Roque also said that the general public under GCQ may be allowed to go out with restricted movement.
“Ang mga bata at may edad 60 pataas ay mananatili sa bahay. Papayagan ang mga mall na magbukas, ang public transport pwede at reduced capacity,” he said.
The general population may go out of their homes only for purposes of accessing basic necessities. However, those with ages below 21 years old and those 60 years old and above as well as those with ages ranging from 21 years old but below 60 years old but who reside with co-morbidities or other risk factors shall stay home.
Non-leisure stores in malls and shopping centers may partially open with strict observance of physical distancing and wearing face masks.
Roque pointed out that other activities may start operations by September provided that the low number of confirmed active COVID-19 continue to dwindle by May.
“Consider in GCQ areas under moderate-low risk late opening in September (except for online learning) leisure, amusement, gaming, and fitness, tourism, all gatherings including religious and others,” he said.
Back to School
The higher education institutions may continue classes to finish the academic year and issue credentials to students in accordance with guidelines as may be issued by the Commission on Higher Education (CHED).
However, for elementary and secondary educational institutions, the IATF recommended late school opening by September.
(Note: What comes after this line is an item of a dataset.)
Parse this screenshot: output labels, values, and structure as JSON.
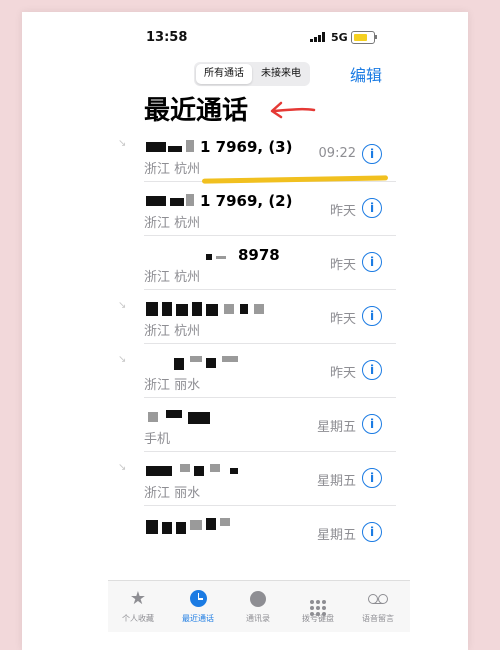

Public transportation may operate at a reduced capacity in accordance with guidelines as may be issued by the Department of Transportation (DOTr).
However, Roque pointed out that curfew may still be imposed by the local government units at night for non-workers.
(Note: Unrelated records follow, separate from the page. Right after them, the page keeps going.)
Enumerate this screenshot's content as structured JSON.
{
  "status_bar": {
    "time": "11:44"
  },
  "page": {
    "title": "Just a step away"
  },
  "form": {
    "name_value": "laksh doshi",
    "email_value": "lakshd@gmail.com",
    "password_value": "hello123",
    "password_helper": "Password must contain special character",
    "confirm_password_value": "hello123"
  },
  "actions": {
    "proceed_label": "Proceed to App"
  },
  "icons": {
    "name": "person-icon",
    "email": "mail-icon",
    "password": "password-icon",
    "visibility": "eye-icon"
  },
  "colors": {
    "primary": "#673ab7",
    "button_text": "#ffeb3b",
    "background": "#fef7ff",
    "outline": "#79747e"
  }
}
“Papayagan din ang public transport to operate at reduced capacity at ang LGU to impose curfew at night doon sa mga hindi manggagawa,” he added.
Airports and seaports may operate only to ensure the unhampered movement of goods.
Priority and essential construction projects were also resumed in accordance with guidelines that may be issued by the DPWH.